The visualized results reported in our paper were generated using Plotly. It is very easy to draw it using any library that you are familiar with, e.g., Matplotlib, etc.

thanks for instant reply! I'm very new to Plotly-like library, if possible, are you willing to share your visualizing script with me? and then I can use it as introduction to relavent library

[tinmodeHuang]

@xincoder while I have taken an attempt to visualizing it, I agree with you, here I'm sorry for the thought of trying to get it without any efforts. By the way, I have confused about that you do the plane rotation transformation at a random angle in the script xin_feeder_baidu.py, is it to do so for add noise to improve robustness?

[xincoder]

@xincoder while I have taken an attempt to visualizing it, I agree with you, here I'm sorry for the thought of trying to get it without any efforts. By the way, I have confused about that you do the plane rotation transformation at a random angle in the script xin_feeder_baidu.py, is it to do so for add noise to improve robustness?
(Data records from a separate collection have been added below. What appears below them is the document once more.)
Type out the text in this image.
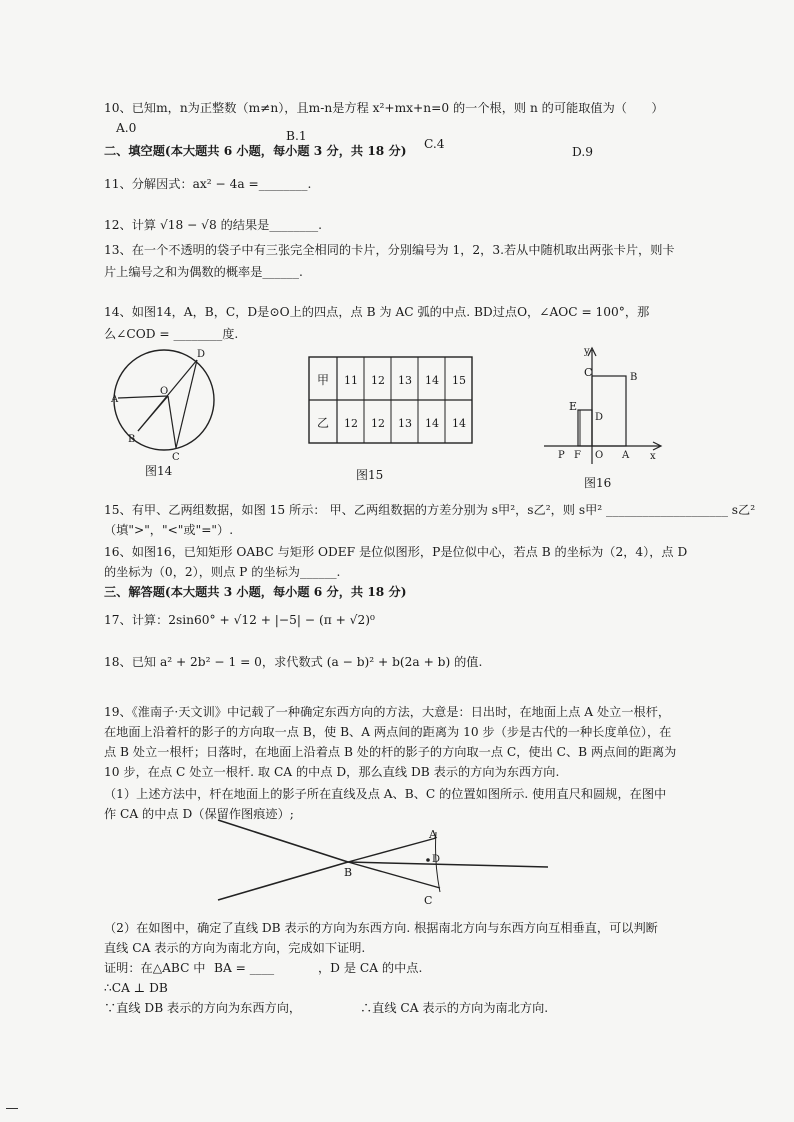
10、已知m，n为正整数（m≠n），且m-n是方程 x²+mx+n=0 的一个根，则 n 的可能取值为（　　）
A.0
B.1
C.4
D.9
二、填空题(本大题共 6 小题，每小题 3 分，共 18 分)
11、分解因式：ax² − 4a =________.
12、计算 √18 − √8 的结果是________.
13、在一个不透明的袋子中有三张完全相同的卡片，分别编号为 1，2，3.若从中随机取出两张卡片，则卡
片上编号之和为偶数的概率是______.
14、如图14，A，B，C，D是⊙O上的四点，点 B 为 AC 弧的中点. BD过点O，∠AOC = 100°，那
么∠COD = ________度.
A
O
B
C
D
图14
甲 11 12 13 14 15
乙 12 12 13 14 14
图15
y
C	B
E
D
P F O A x
图16
15、有甲、乙两组数据，如图 15 所示： 甲、乙两组数据的方差分别为 s甲²，s乙²，则 s甲² ____________________ s乙²
（填">"，"<"或"="）.
16、如图16，已知矩形 OABC 与矩形 ODEF 是位似图形，P是位似中心，若点 B 的坐标为（2，4），点 D
的坐标为（0，2），则点 P 的坐标为______.
三、解答题(本大题共 3 小题，每小题 6 分，共 18 分)
17、计算：2sin60° + √12 + |−5| − (π + √2)⁰
18、已知 a² + 2b² − 1 = 0，求代数式 (a − b)² + b(2a + b) 的值.
19、《淮南子·天文训》中记载了一种确定东西方向的方法，大意是：日出时，在地面上点 A 处立一根杆，
在地面上沿着杆的影子的方向取一点 B，使 B、A 两点间的距离为 10 步（步是古代的一种长度单位），在
点 B 处立一根杆；日落时，在地面上沿着点 B 处的杆的影子的方向取一点 C，使出 C、B 两点间的距离为
10 步，在点 C 处立一根杆. 取 CA 的中点 D，那么直线 DB 表示的方向为东西方向.
（1）上述方法中，杆在地面上的影子所在直线及点 A、B、C 的位置如图所示. 使用直尺和圆规，在图中
作 CA 的中点 D（保留作图痕迹）;
A
B
C
D
（2）在如图中，确定了直线 DB 表示的方向为东西方向. 根据南北方向与东西方向互相垂直，可以判断
直线 CA 表示的方向为南北方向，完成如下证明.
证明：在△ABC 中 BA = ____	，D 是 CA 的中点.
∴CA ⊥ DB
∵直线 DB 表示的方向为东西方向，	∴直线 CA 表示的方向为南北方向.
@tinmodeHuang , yes. The rotation is one kind of data augmentation during training. The benefit by doing so is reported in our GRIP++ paper (B12 VS B13 in Table3).

[tinmodeHuang]

@xincoder while I have taken an attempt to visualizing it, I agree with you, here I'm sorry for the thought of trying to get it without any efforts. By the way, I have confused about that you do the plane rotation transformation at a random angle in the script xin_feeder_baidu.py, is it to do so for add noise to improve robustness?

@tinmodeHuang , yes. The rotation is one kind of data augmentation during training. The benefit by doing so is reported in our GRIP++ paper (B12 VS B13 in Table3).

thanks for the reminder! well, would you or even people accept the interruption from questioners' appreciation? I have wondered so ever.

[xincoder]

@xincoder while I have taken an attempt to visualizing it, I agree with you, here I'm sorry for the thought of trying to get it without any efforts. By the way, I have confused about that you do the plane rotation transformation at a random angle in the script xin_feeder_baidu.py, is it to do so for add noise to improve robustness?

@tinmodeHuang , yes. The rotation is one kind of data augmentation during training. The benefit by doing so is reported in our GRIP++ paper (B12 VS B13 in Table3).

thanks for the reminder! well, would you or even people accept the interruption from questioners' appreciation? I have wondered so ever.

@tinmodeHuang ? Sorry, I did not get your point. Would you please provide more details about your question. Thanks.

[moriartyjack0520]

  # compute hop steps

@xincoder @jmercat Thanks you，your code is very helpful for me.
But I don't know the code to # compute hop steps is for what? What is max_hop mean? Could you help me, thanks!
# compute hop steps transfer_mat = [np.linalg.matrix_power(A, d) for d in range(self.max_hop + 1)]

[xincoder]

@moriartyjack0520 Thank you for your question. The hop is a concept of Graph theory. It counts how many paths from one node to others (of a certain length). The code you highlighted above is used to calculate it (by multiplying the "adjacency matrix" several times, this is a simple way to achieve this goal).